Congress came together in surprisingly bipartisan fashion last week to avoid a potentially catastrophic default on the nation’s debt.

Large majorities of both Republicans and Democrats voted for the debt ceiling deal, which might suggest that, finally, an appetite exists for compromise in deeply divided Washington.

A closer look at the numbers punctures that optimistic reading and suggests greater Republican opposition when it comes to future legislation.

The specific breakdown of the debt ceiling vote shows a potentially significant generational shift in the Republican Party away from just this kind of governing compromise.

The big surprise was how bipartisan the vote in the House was: 78 percent of Democrats voted for the package, but so did 68 percent of Republicans — over the strenuous objections of the right-wing House Freedom Caucus. But within that vote are more telling trends.

For one, the usual rule is that members in competitive districts will be more willing to vote for a compromise, while members in safer districts are more likely to vote “no.” That was clearly the case on the Democratic side, much less so on the Republican side.

Even among Republicans who won their 2022 races by less than 10 points, 20 percent voted against the deal, compared with just 6 percent of Democrats who won by similarly slim margins. And Republicans who won by between 10 and 30 points were also much more likely than their Democratic counterparts to vote “no.”

That trend is even clearer if you combine the groups and focus on the 2020 presidential election results.

In districts in which the presidential winner took at least 60 percent in 2020, similar percentages of Republicans and Democrats voted “no.” But in districts in which neither Donald Trump nor Joe Biden got 60 percent, 28 percent of Republicans voted “no,” compared with just 7 percent of Democrats.

In other words, safe members on both sides who needn’t worry so much about moderate voters abandoning them were similarly apt to vote against the deal. But Republicans in more competitive districts (28 percent “no”) weren’t that different from safer Republicans (36 percent “no”), despite there seemingly being more of a premium on bipartisanship.

A significant reason for that?
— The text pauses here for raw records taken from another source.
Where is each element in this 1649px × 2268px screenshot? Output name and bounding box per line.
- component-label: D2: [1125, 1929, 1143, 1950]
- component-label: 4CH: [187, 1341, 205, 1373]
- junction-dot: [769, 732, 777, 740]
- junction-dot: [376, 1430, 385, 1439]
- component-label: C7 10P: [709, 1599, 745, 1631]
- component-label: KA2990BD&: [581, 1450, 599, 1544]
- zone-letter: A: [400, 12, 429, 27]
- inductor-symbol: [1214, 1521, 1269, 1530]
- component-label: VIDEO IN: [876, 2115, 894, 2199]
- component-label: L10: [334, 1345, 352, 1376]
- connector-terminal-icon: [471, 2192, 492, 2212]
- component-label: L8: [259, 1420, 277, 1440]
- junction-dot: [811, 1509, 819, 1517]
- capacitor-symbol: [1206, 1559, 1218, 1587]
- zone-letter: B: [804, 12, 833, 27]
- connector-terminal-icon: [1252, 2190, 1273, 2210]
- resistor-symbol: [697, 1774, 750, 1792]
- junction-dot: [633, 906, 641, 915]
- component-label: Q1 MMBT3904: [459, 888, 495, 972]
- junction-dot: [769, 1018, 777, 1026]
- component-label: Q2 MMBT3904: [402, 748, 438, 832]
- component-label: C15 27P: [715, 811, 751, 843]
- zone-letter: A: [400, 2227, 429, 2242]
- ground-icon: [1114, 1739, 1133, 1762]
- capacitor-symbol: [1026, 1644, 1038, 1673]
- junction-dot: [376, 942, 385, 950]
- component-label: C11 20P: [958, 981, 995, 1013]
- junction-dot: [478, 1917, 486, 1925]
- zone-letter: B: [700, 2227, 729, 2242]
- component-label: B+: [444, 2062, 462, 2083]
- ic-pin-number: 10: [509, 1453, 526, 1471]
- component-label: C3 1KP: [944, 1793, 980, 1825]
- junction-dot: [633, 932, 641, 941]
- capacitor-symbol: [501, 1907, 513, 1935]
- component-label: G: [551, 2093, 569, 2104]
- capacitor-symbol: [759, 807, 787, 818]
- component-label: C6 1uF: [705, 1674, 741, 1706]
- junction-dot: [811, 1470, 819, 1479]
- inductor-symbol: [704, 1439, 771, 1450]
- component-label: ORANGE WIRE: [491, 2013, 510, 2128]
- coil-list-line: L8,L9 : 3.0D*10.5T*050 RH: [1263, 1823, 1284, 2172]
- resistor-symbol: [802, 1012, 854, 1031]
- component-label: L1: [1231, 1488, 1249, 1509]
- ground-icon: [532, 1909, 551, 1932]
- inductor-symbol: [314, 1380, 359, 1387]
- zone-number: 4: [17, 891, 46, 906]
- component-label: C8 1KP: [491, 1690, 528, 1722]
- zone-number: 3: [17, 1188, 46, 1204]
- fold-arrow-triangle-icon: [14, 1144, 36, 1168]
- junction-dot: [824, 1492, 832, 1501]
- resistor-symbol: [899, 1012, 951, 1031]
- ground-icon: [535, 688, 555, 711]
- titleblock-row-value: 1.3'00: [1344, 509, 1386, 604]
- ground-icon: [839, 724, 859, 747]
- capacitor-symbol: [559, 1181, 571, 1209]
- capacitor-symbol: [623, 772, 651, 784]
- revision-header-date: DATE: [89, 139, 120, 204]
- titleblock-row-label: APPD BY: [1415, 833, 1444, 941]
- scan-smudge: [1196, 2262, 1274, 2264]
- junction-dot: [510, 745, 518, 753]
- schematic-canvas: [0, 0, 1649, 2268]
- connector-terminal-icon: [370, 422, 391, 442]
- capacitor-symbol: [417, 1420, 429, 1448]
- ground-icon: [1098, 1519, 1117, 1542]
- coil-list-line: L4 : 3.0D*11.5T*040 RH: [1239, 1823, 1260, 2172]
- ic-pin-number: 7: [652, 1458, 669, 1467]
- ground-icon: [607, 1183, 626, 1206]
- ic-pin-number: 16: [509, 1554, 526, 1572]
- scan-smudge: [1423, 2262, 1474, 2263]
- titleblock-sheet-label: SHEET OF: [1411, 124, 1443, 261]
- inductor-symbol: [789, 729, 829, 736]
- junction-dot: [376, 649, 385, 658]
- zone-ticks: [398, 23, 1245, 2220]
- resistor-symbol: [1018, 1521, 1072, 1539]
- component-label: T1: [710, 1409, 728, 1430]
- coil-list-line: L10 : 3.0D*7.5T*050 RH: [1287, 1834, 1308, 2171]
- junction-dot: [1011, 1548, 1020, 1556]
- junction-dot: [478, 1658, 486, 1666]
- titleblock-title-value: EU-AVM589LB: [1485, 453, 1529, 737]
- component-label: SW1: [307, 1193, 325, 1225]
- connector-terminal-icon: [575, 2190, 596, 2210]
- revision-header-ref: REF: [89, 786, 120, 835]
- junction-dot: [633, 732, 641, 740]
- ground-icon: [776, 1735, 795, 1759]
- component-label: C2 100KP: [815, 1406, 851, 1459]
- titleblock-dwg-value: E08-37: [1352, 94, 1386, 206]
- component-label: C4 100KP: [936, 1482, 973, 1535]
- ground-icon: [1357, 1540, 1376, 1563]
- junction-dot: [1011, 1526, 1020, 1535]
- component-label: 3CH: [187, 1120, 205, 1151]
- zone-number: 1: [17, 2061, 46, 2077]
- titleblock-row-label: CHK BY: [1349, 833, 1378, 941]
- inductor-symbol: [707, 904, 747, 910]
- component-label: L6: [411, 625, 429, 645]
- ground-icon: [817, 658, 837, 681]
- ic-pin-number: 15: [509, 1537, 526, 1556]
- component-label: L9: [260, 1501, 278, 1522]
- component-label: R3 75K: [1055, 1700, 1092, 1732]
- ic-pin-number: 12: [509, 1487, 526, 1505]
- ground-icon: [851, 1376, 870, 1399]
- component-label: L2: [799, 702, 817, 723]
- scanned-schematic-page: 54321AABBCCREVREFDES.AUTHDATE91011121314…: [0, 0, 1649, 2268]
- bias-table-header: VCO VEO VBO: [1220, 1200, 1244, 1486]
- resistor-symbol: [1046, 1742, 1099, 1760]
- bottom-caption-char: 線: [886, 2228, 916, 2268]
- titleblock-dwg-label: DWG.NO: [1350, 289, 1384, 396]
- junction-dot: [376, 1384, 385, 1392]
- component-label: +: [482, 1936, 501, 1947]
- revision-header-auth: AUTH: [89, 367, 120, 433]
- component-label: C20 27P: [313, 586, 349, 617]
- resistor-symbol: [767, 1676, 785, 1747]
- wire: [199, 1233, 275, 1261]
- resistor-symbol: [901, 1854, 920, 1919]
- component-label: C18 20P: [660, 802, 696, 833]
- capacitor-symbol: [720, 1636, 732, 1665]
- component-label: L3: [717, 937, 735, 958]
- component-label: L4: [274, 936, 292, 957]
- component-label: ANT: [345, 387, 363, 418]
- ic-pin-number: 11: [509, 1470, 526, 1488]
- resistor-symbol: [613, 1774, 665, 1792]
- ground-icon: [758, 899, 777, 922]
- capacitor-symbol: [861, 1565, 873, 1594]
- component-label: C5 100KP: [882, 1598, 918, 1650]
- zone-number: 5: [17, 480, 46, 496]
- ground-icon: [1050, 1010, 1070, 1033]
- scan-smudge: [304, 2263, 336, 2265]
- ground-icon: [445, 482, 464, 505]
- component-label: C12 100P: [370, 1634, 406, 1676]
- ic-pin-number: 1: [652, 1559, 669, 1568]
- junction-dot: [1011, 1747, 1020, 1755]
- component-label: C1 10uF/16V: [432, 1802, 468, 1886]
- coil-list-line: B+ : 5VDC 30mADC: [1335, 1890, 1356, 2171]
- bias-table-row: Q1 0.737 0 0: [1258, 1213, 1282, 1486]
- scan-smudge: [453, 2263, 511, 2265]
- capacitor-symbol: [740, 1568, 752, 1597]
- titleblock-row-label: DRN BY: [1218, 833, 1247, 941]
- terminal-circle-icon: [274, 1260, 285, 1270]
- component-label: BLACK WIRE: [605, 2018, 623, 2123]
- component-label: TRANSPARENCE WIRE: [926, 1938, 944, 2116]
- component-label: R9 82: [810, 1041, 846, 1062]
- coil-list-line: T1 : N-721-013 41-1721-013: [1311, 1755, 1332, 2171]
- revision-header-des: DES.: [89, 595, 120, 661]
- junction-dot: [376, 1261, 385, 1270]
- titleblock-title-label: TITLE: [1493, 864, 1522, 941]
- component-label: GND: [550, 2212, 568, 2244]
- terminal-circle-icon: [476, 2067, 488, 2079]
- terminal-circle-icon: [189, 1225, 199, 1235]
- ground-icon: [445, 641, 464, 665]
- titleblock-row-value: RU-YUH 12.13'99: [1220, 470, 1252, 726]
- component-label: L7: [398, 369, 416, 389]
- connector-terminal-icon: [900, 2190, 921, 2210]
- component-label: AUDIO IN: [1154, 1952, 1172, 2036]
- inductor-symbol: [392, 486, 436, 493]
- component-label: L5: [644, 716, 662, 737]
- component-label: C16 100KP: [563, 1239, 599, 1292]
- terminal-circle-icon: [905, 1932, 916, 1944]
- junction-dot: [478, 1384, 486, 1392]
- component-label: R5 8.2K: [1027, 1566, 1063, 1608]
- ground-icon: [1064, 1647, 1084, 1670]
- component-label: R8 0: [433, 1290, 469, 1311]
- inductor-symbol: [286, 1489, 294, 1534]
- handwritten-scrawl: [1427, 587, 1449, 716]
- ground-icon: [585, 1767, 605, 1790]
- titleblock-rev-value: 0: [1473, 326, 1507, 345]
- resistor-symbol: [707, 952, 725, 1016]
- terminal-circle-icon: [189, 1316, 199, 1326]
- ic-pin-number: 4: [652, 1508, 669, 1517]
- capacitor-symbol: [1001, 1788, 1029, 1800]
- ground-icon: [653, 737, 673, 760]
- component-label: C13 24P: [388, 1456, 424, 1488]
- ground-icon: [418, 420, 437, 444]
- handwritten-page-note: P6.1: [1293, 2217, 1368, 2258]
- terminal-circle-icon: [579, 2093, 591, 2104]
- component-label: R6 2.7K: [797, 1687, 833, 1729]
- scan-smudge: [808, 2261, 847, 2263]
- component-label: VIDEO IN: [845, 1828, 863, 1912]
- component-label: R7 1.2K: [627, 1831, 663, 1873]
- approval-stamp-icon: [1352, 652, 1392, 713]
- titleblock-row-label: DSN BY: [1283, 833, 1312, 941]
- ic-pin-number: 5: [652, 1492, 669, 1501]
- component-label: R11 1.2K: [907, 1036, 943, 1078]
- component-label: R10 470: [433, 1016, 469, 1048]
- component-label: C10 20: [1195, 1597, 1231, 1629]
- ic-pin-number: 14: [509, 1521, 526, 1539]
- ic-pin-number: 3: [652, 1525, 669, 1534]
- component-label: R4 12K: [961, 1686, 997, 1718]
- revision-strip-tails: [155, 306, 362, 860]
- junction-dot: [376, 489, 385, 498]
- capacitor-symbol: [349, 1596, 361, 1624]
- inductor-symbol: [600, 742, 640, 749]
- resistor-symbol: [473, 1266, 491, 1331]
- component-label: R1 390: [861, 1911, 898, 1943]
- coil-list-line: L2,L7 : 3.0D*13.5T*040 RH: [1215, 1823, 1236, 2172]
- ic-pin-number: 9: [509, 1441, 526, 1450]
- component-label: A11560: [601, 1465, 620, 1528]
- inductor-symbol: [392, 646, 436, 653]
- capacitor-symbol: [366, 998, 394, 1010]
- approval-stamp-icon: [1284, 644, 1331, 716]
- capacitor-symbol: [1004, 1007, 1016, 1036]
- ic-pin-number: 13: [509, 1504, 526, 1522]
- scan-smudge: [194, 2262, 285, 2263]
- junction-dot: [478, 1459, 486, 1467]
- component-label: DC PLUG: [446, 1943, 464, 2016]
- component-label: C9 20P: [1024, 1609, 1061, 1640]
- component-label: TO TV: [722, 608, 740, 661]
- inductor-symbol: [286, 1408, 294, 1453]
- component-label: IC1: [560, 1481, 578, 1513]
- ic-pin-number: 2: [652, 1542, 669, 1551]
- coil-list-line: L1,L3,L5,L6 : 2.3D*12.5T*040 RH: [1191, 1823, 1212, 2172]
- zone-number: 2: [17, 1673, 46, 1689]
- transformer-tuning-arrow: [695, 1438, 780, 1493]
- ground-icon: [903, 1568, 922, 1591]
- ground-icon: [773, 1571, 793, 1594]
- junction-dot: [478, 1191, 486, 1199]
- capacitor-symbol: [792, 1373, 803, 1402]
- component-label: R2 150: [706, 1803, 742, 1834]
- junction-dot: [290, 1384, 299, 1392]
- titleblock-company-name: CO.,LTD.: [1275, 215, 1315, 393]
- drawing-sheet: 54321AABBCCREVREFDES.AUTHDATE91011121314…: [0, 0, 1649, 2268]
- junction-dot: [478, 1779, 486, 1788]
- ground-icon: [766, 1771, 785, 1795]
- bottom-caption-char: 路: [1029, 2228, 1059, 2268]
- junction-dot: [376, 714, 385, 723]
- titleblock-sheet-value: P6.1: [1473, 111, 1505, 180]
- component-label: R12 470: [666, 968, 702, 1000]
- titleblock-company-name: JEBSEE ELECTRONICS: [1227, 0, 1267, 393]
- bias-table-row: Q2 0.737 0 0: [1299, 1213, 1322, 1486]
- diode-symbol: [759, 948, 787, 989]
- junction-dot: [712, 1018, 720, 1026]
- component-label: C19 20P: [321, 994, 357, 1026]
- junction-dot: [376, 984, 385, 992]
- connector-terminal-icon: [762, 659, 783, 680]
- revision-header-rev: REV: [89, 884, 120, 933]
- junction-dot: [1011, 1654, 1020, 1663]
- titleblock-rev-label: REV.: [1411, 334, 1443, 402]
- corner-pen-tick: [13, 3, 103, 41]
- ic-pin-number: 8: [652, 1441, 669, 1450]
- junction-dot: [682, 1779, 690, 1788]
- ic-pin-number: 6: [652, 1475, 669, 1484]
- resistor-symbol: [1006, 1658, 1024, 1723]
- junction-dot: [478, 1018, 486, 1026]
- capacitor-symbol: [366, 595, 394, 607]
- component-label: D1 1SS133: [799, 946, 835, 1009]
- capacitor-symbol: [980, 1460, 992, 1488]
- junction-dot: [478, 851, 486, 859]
It appears to be connected to the crop of Republicans who have come into office during the Trump era.

If you look at members who have been in Congress for five or more terms — those elected before Donald Trump’s 2016 win — you see similar percentages of Republicans (17 percent) and Democrats (21 percent) voting “no.”

But if you look at those serving four or fewer terms, the percentage of Republican “no” votes shoots from 17 percent to 41 percent, while Democrats stay steady at 23 percent.

You see a similar trend when it comes to the age of the Republican members.

While just 19 percent of Republicans older than 70 voted against the debt ceiling deal, that increased to 31 percent of those ages 50 to 70. Among those younger than 50, it went up to 40 percent.

The fact that these newer and younger Republicans were significantly more likely to vote “no” would seem to suggest that future GOP conferences might be less willing to compromise as longtime members are replaced with these kinds of MAGA-era Republicans. The lack of a strong correlation to the competitiveness of their districts would seem to bolster the point that this is more about a generational shift.

Turning over Congress is a slow process, and this is all subject to continued changes in how the Republican Party is constituted, along with the realities of how members themselves might evolve over time. It might not just be the Trump-MAGA effect, per se, that makes these younger and newer Republicans more likely to vote against a deal. Perhaps it could be in part that members who serve longer become more willing to compromise over time.

For instance, the “tea party” was known for its reluctance to compromise, and it helped force debt ceiling standoffs in 2011 and 2013. But less than a quarter of GOP members elected in the 2010 tea party wave voted against this deal last week — less than the party as a whole.

It’s clear that these differences between old and young, and tenured and less-tenured, Republicans will be worth watching in future standoffs — particularly when it looks like the new era of Republicans might actually defeat a high-profile bill.